As a demonstration of the capabilities that Julia unlocks in this domain, I will present a model fit to the MovieLens (Harper and Konstan, 2015) data containing 32 million observations and partially crossed random effects with 200,948 and 87,585 levels. With scalar valued random effects, it is possible to fit this model in a few hours on a computer with sufficient memory. It is also possible to fit the model with vector valued random effects, although the corresponding fit time increases substantially.
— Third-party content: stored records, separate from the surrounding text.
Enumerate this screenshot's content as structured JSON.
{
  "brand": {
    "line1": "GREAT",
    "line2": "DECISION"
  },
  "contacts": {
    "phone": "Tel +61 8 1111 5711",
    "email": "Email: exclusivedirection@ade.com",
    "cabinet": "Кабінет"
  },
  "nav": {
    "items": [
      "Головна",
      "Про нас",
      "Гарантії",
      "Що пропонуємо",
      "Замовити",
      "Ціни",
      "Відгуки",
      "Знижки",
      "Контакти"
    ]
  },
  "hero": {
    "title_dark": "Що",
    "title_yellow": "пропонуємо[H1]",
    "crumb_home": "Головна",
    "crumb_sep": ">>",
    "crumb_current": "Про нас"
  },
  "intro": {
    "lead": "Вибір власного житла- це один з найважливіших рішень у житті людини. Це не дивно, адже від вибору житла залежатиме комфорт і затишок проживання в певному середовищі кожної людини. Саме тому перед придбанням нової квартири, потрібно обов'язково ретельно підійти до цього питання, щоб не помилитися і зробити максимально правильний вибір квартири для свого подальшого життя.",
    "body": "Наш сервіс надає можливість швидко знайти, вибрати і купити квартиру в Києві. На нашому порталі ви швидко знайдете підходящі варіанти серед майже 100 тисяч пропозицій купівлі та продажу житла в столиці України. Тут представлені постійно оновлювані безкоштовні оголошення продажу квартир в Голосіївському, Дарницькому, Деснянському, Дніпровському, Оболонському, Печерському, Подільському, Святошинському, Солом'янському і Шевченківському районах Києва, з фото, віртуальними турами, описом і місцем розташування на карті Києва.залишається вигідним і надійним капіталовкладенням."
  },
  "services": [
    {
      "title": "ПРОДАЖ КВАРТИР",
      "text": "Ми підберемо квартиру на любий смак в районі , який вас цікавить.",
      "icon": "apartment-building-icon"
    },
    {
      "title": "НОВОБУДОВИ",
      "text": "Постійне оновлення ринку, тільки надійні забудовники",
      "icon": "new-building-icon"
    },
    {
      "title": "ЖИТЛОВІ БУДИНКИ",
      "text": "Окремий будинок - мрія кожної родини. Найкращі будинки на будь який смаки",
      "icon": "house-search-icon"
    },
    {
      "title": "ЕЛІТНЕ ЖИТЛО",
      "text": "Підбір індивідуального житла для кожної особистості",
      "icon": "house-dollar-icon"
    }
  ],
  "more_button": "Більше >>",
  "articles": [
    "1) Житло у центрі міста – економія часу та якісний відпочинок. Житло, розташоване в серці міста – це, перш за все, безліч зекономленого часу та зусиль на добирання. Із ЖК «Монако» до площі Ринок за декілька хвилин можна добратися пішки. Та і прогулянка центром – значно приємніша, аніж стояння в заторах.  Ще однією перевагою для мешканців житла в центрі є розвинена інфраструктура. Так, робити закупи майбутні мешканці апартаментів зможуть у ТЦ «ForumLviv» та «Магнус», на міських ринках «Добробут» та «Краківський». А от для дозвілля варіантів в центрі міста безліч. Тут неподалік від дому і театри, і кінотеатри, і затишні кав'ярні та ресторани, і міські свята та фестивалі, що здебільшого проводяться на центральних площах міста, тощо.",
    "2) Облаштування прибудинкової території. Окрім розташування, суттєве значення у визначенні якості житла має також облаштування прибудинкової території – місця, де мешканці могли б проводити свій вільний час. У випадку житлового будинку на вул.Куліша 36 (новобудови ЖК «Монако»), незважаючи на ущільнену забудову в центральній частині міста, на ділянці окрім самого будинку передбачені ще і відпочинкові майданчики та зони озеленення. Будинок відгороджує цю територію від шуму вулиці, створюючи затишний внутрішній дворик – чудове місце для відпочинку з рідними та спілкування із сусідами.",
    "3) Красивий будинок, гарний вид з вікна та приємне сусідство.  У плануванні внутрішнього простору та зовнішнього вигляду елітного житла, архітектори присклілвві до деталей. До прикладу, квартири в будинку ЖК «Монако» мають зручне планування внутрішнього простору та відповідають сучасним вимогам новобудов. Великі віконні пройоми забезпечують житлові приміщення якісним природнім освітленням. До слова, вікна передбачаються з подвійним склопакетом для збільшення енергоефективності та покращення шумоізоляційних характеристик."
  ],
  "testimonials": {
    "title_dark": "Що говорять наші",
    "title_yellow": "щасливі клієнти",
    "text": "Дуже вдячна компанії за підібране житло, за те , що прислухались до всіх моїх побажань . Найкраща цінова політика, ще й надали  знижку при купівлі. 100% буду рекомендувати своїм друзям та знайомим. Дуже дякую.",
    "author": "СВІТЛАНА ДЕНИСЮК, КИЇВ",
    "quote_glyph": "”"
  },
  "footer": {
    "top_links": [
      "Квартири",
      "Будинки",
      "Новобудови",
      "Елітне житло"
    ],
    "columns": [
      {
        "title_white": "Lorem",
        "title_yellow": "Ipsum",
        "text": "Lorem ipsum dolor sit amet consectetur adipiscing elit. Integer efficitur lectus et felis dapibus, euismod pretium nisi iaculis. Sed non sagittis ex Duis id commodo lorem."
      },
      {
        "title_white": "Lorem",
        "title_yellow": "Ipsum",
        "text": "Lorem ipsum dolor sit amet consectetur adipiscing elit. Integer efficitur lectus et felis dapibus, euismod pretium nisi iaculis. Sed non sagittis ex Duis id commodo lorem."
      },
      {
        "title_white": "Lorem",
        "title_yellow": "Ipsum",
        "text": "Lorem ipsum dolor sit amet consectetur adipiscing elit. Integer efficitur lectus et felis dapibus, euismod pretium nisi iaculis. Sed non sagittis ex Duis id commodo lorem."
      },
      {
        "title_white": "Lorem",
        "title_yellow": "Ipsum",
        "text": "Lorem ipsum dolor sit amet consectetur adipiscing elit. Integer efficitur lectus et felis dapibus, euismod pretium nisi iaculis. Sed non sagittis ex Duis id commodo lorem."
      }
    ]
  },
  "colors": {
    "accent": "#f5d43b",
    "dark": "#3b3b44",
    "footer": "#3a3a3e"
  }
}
Although we are already very excited to be able to fit such large models at all, we want to fit them even faster. Julia enables us to continue algorithmic development in a coherent way. For example, we can consider alternative representations of triangular matrices in order to have a more compact representation in memory, thus both reducing the memory burden and potentially increasing BLAS performance. Given the reliance on sparse matrix methods, MixedModels.jl has been developed with a focus on CPU and not GPU, because of the historically poor performance of GPUs with sparse matrices. However, the Julia ecosystem provides powerful tooling capable of supporting a hybrid approach combining CPU and GPU, without necessitating the need to call out to another language.

Keywords

mixed models

penalized least squares

crossed random effects

big data